Artigo dominical

Os doze baús do tempo
Dom Pedro José Conti, Bispo de Macapá

Era a noite de 31 de dezembro. Faltavam trinta e três minutos para a meia noite. Um avião desconhecido aterrissou num pequeno aeroporto. O piloto desceu e ordenou:
– Descarreguem os meus doze baús! Rápido! E tomem cuidado, viu!
– Peço-lhe que me apresente os seus documentos – disse o comandante do aeroporto.
– Lamento, mas não farei nada disso – respondeu o aviador.
– Se é assim, acompanhe-me – intimou-lhe o chefe.
– Veja bem – disse o misterioso viajante – eu estou sendo muito, muito, esperado. Eu sou o Tempo. Nos meus doze baús estão os doze meses que devem começar daqui a alguns minutos.
– Se o senhor é o tempo eu sou uma astronave! – Brincou o comandante – Chega de conversa, deixe-me ligar a televisão, não quero perder o anúncio da meia noite!
-Não terá nenhum anúncio se o senhor insistir em me prender aqui. O tempo deixará de correr. Olhe para o seu relógio.
– O comandante obedeceu e percebeu que o ponteiro dos segundos estava parado. Assim também no grande relógio da TV, os ponteiros estavam imóveis. O comandante pulou da cadeira e comunicou às autoridades a notícia do que estava acontecendo. O mundo inteiro foi rapidamente informado da situação.

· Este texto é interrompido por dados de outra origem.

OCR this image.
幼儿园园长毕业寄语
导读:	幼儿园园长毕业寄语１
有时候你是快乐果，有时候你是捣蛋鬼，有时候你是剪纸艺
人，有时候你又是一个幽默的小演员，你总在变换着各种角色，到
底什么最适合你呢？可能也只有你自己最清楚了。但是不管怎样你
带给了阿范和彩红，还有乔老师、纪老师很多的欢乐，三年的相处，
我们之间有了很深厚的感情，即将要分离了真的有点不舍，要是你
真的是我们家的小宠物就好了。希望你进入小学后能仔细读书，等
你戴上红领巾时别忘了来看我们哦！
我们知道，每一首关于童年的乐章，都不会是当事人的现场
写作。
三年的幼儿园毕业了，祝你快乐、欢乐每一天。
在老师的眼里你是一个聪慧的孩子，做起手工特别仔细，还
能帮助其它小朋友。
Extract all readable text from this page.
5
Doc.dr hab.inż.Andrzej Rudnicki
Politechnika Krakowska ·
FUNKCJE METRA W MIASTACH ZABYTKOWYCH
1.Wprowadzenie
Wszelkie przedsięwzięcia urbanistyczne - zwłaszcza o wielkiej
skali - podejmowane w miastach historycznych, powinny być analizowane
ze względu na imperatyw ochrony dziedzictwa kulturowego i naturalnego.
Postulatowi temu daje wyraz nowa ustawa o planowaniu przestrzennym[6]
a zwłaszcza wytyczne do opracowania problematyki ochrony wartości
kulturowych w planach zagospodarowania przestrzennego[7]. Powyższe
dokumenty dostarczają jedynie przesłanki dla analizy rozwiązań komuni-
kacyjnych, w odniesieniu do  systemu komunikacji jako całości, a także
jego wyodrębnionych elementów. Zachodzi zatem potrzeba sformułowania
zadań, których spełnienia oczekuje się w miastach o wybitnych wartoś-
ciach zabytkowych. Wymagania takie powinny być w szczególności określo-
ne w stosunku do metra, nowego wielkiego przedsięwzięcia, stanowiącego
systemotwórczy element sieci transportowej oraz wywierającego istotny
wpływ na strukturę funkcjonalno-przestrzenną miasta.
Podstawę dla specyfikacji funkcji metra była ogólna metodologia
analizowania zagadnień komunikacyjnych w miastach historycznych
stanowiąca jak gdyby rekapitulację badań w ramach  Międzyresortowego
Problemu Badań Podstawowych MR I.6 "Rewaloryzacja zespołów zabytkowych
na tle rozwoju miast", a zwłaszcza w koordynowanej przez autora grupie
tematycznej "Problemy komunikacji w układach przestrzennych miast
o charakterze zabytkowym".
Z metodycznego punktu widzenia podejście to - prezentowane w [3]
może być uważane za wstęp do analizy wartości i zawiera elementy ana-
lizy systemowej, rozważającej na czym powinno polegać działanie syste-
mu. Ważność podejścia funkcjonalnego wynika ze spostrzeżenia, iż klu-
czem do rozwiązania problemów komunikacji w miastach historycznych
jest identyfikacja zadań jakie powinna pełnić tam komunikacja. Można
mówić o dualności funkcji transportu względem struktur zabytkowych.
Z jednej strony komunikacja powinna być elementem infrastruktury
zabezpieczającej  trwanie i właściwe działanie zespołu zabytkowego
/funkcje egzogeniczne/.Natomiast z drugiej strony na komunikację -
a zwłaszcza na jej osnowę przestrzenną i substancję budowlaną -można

– Viva! – gritaram muitas pessoas, em todas as línguas
– Não ficaremos nunca mais velhos, não iremos mais morrer! – De tantos lugares do mundo chegaram ordens:
– Não solte o cara, prenda-o com algemas, faça-o dormir… Porém uma criança, acordada pelo barulho, pensou:
– Então eu não vou mais crescer, vou continuar a apanhar cascudos? – Deu o alarme a todos os seus amigos e juntos organizaram, imediatamente, uma manifestação de protesto. Pensando melhor, os adultos também começaram a entender que ficaria sempre dezembro e sempre meia noite. Quem estava viajando nunca iria voltar para casa. Nunca mais chegaria o tempo da colheita, e quem estava doente nunca ficaria curado. Chegaram para o comandante tantos telefonemas que ele foi obrigado a liberar o Tempo, também se não tinha documento nenhum.
Mais uma historinha para iniciarmos o novo ano alegres e esperançosos, mas também refletindo sobre o tempo da vida que passa. Se alguns de nós gostariam  de parar o tempo, outros pediriam que passasse o mais rápido possível. Assim, para não fazer injustiça a ninguém, o tempo vai passando igual para todos, um instante após o outro, inexoravelmente.  No entanto com ele passam também as nossas vidas; as horas alegres e as horas tristes; as decisões tomadas e as suas conseqüências; as indecisões deixadas para depois, sem saber se teremos ou não uma nova chance.
Para quem acredita, o tempo da vida é um dom de Deus. Para os outros também é algo que é dado, impossível de se comprar, vender ou trocar. Só se pode receber e gastar, enquanto durar, com a diferença de não ter ninguém para agradecer ou para reclamar.
Pensando assim o tempo da vida se torna precioso, não pode ser dilapidado de qualquer jeito, porque é um bem não-renovável, para usar a linguagem na moda. Contudo não devemos nos deixar tomar pelo desespero de quem não quer desperdiçar nenhuma oportunidade, ou de quem chora porque acha que já perdeu o melhor da vida.
Ao contrário, talvez devêssemos aprender a gastar, ou até mesmo a “jogar fora” mais tempo em busca de bens que não dão retorno econômico, lucro ou vantagem. Falo do tempo para as amizades, para refletir sobre as grandes questões da vida e da história humana. Falo também da oração e da contemplação. Quem disse que buscar a Deus seja tempo perdido? E se fosse o nosso tempo melhor aproveitado? Como também juntar tesouros no céu, juntar as pérolas preciosas da bondade e do amor. Poderia ser o pior negócio. E se fosse, ao contrario, o único e o verdadeiro investimento para o qual vale a pena arriscar?
“Há um tempo para tudo” reza o livro do Eclesiaste.  Verdade, porque todas as coisas acontecem no seu devido momento. Contudo nós não temos todo o tempo a nossa disposição. Temos somente a nossa vida e nem conhecemos bem a sua duração. Já que o tempo não pára para ninguém, resta-nos esperar, confiar, entregar ao coração do Pai misericordioso todo instante de nossa vida, do primeiro ao último. Sem medo algum porque nós não sabemos, mas Ele sabe e nos ama sempre.